My software version is 2020.48.30


I had just exited a roundabout, going under a bridge, the lane markings were full stripes(means you are not allowed to cross) going about 70km/h. Suddenly the car takes over the steering and pulls heavily to the left trying to cross over to the oncoming traffic. Luckely I was holding the steering wheel with both hands and I managed to grab control and pull us back right before we crashed into a car coming towards us in the other lane.

I had both my kids in the car and my wife so im really glad we did not crash.
Really nervous to get in the car again now.
Anyone experienced anything simillar?
I did not know the car could control the steering when not in AP and lane departure assistance is not set to assist..
Not saying this was what happened... but when the car makes a steering input and you are not expecting it, it feel like it “pulls heavy” or “slammed on the brakes”. I’ve felt similar things, looked back the video and you can barely tell the car moved or did anything. It can certainly be jarring, though.

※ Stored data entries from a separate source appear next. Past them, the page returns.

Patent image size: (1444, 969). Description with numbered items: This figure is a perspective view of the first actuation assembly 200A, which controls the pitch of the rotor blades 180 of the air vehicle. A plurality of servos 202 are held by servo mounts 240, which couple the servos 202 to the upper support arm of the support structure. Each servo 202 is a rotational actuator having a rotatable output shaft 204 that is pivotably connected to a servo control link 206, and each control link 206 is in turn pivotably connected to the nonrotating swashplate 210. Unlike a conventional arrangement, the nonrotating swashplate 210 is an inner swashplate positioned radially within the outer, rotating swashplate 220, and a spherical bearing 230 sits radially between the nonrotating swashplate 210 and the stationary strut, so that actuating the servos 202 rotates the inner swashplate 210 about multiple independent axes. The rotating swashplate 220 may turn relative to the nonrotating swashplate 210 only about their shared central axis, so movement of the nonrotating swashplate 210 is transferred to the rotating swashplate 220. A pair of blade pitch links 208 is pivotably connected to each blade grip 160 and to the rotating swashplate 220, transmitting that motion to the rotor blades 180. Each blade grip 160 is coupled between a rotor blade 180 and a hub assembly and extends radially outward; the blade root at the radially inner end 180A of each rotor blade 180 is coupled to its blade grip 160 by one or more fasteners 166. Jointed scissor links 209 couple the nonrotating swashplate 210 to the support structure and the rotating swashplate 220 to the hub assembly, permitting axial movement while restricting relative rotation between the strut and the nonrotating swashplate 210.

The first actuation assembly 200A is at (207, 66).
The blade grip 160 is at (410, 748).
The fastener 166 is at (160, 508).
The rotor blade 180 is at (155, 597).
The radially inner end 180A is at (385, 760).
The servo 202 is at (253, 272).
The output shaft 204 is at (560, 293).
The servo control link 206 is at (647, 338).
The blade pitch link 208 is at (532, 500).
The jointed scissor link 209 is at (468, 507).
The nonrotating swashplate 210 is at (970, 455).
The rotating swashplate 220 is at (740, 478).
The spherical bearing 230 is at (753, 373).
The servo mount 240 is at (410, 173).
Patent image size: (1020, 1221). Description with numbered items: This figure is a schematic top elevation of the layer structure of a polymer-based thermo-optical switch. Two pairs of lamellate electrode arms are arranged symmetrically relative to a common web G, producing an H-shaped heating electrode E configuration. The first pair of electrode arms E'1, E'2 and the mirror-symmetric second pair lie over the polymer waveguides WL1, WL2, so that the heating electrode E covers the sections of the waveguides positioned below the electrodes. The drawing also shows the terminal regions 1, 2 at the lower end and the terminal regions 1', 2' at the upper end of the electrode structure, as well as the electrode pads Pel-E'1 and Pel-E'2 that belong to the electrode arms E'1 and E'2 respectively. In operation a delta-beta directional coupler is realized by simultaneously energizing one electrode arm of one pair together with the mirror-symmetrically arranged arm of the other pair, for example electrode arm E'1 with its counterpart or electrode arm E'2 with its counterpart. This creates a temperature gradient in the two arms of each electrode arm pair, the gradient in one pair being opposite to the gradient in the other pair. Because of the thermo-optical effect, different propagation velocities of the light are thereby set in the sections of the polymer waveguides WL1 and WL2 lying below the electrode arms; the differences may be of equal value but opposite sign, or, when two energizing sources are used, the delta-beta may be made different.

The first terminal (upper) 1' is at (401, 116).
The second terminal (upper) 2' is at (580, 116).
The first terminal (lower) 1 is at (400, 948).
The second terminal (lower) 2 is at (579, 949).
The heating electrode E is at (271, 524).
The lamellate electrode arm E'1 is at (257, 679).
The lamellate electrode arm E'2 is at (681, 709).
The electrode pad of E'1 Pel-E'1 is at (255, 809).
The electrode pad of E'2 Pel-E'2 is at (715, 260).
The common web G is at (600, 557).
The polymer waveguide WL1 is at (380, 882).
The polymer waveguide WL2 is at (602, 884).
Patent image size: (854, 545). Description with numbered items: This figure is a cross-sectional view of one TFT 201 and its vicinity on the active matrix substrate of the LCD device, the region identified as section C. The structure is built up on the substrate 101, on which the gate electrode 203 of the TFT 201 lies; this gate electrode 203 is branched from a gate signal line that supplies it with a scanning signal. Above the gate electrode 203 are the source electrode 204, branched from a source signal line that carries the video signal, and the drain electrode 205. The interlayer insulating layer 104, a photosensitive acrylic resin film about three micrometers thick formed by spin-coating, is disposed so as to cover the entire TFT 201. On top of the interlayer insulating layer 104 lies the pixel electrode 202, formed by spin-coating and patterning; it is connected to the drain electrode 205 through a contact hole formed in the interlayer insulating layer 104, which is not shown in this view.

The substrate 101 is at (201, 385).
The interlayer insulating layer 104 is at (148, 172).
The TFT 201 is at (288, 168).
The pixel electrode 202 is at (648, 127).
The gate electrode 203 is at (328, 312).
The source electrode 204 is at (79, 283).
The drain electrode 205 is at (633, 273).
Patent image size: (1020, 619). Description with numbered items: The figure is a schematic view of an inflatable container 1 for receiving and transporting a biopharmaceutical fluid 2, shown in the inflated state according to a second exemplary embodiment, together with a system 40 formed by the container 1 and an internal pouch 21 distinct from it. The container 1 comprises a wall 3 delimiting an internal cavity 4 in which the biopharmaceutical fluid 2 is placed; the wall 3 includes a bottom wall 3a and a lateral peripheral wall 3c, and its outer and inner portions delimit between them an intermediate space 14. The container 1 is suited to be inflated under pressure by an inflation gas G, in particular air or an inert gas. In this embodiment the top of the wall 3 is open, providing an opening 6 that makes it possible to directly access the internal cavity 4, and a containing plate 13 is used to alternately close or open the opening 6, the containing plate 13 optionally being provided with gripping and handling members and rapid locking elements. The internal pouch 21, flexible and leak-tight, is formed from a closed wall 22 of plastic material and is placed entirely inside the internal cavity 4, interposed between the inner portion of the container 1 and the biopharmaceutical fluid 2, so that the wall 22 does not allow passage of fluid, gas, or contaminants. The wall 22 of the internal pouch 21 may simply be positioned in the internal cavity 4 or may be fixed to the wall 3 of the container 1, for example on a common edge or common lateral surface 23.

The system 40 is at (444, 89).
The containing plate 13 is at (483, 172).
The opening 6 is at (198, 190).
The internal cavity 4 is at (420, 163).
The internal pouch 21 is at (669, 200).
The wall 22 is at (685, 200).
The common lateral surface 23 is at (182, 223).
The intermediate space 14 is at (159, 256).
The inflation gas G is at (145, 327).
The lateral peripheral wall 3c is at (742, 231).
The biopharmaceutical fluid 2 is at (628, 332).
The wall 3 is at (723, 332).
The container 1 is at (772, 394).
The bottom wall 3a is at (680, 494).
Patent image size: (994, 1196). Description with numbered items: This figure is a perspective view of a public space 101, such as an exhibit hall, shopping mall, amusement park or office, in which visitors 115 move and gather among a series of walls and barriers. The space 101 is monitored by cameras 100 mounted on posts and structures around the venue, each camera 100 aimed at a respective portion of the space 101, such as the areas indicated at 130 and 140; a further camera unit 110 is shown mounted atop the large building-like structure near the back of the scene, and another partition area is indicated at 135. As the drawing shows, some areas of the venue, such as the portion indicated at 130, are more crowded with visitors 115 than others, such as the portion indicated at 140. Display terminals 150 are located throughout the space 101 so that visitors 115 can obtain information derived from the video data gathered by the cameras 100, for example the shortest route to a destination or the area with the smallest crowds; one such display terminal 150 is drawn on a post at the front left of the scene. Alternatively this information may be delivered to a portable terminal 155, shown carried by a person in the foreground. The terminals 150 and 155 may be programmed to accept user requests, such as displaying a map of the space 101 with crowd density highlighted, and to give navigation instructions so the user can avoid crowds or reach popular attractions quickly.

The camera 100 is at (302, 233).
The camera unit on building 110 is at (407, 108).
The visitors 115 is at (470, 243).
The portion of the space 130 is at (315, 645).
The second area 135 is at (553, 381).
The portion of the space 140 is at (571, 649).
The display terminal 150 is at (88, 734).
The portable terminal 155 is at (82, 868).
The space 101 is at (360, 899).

Just look at the recent story where there were claims the peoples Teslas “jumped forward” when the driver tried to brake. Every single case was shown to be the driver stepped on the wrong pedal. But all of those drivers reported drastic vehicle motion.

That last example was not to say YOU steered... it’s merely to point out that things can FEEL far different than it was - hopefully that was the case for you as well.